Whereas in the ethic of care,
it's all about interdependence.
We're all connected to each other,
we're all dependent on each other.
So being mature is actually recognizing you're not
in it by yourself, you've got others to think about.
And those others, you know, in
principalism it's the abstract others.
It's just people out
there in the world.
It's me and my atomistic self, my individual self
against the world and the others are just abstract.
Whereas in the ethic of care, each person has
their own identity. They're individuated.
They matter because they have their own
personhood and we're connected to them.
And showing respect for
other people, you know,
so in principalism it's about
what we call negative rights,
so not being oppressed by the other person, the
non-interference, the non-maleficence idea.

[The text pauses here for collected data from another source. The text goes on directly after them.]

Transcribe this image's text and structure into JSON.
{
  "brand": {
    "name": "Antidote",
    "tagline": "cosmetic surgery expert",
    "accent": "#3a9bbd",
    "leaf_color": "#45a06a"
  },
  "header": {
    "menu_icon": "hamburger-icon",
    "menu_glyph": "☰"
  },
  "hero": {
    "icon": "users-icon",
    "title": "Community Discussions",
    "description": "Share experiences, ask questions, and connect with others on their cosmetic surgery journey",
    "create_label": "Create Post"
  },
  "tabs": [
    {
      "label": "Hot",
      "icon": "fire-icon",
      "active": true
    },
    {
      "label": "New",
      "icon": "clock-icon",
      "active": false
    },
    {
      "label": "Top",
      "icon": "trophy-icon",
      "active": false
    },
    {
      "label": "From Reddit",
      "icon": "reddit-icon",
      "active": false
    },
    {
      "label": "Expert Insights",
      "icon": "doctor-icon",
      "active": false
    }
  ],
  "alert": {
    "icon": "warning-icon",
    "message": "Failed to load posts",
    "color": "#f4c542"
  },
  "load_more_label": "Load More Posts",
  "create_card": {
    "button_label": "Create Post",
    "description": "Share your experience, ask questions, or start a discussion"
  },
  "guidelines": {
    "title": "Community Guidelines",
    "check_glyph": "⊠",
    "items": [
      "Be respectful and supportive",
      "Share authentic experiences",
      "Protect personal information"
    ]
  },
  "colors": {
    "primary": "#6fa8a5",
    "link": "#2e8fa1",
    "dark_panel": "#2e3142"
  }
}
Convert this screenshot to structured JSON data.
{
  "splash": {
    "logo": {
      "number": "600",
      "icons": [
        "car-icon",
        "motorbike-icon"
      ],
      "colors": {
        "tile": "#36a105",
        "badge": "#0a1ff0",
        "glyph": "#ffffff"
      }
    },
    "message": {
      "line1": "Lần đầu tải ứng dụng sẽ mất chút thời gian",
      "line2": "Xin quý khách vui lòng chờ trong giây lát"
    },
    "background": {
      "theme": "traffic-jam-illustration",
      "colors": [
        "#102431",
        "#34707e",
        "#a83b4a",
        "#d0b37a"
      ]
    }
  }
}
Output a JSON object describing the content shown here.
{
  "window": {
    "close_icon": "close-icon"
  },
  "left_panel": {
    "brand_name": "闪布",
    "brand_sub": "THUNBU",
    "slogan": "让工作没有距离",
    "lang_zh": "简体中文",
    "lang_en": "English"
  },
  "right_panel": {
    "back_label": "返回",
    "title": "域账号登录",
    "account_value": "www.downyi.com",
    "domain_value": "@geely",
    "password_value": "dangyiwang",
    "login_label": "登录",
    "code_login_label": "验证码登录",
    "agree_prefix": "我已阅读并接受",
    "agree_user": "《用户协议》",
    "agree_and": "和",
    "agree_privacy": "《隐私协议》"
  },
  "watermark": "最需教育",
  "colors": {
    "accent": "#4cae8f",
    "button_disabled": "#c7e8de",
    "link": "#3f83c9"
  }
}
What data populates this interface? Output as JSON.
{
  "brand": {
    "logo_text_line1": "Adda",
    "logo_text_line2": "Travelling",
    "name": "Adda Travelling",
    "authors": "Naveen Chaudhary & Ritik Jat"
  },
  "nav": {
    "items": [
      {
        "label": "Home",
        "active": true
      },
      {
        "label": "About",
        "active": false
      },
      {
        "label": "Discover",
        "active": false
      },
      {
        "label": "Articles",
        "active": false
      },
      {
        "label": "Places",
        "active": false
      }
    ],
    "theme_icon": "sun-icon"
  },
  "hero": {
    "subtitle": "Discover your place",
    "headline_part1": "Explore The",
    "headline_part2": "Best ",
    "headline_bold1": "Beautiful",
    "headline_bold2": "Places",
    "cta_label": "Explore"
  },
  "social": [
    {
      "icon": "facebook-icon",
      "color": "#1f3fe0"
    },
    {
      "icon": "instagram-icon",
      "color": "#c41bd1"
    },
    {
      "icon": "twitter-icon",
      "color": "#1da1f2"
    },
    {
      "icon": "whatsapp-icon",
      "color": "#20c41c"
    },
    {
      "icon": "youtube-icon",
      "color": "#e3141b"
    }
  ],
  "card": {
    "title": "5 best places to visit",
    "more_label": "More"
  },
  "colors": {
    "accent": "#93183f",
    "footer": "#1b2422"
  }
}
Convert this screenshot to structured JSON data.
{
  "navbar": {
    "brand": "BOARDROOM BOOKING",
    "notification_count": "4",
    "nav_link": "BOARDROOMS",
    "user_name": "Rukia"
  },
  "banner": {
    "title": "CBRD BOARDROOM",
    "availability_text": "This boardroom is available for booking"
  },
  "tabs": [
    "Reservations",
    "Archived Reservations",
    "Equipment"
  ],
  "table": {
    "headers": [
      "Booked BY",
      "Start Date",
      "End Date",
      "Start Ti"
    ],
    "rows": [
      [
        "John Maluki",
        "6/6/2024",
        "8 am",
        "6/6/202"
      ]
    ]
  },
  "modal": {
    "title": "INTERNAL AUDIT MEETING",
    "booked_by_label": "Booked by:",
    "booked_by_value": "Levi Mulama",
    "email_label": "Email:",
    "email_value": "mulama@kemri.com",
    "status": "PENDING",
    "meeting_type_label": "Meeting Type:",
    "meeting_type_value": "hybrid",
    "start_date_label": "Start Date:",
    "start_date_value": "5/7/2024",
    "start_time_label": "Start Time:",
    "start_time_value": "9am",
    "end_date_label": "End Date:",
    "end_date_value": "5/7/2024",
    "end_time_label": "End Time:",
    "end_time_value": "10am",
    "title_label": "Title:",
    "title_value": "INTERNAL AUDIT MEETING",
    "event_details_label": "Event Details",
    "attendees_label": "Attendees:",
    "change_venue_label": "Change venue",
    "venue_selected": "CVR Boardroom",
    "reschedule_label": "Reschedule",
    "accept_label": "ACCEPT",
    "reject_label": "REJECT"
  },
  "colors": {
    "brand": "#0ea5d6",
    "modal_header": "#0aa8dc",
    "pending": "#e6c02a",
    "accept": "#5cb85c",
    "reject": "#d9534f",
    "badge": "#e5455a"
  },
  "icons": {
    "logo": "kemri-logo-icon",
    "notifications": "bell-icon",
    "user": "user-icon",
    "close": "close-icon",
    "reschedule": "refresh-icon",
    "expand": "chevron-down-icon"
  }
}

Whereas respecting others in the ethic
of care is about responsibility.
So, if I'm in, you know, the paradigm relationship
would be like the family relationship.
Do I feel responsible for these
other people in my family?
And acknowledging that they
have needs, I have needs,
we're interdependent and therefore we're going to
respect each other by taking care of each other.
So let me talk about a case just
to try to bring this to light.
Imagine you're taking care of middle-aged
woman who has just had a cardiac arrest.
She has lack of oxygen to her brain and she
goes in to a persistent vegetative state
so she is no longer going to be able
to communicate with those around her.
If you look at this case through
the lens of principalism,
you'd start with well "Did she ever have an
advanced directive that would sort of state
what she would want or not want if she
were in a persistent vegetative state?"
We'd turn to somebody to
make decisions for her.
Is there someone to represent her
interest or surrogate decision maker,
perhaps a family member,
that would make decisions.
And then we'd ask them, you know,
through an informed consent process,
you know "What should we do to
take care of your loved one?
Are there risks and benefits of
whatever treatment we're proposing?
If it's a life-sustaining treatment
like mechanical ventilation,
we have to keep her alive
through this artificial means.
Is that something that she
would want or not want?
That's sort of how principalism
would approach this.
Whereas, if you think about it through
the ethic of care and you use that lens,
you're really going to think
about who was this woman?
What's her story? What's
her life story, you know?
Who are her family members? What are
the relationships they have with her?
How can we assist, perhaps it's her adult
children that need to make this decision?
They are also going through this,
you know, devastating lost.
Their mother will no longer be
the same person that she was.
We think about the
relationships they have.
We think about her more in terms of a family
unit rather than just the individual person
and then trying to come to a decision about how
we're going to take care of her in the future.
It might include, you know, making those
decisions for mechanical ventilation
or it might be choosing to withdraw
any life-sustaining treatment.
Again, it's just the lens that we used to
think about the case and how we focus it.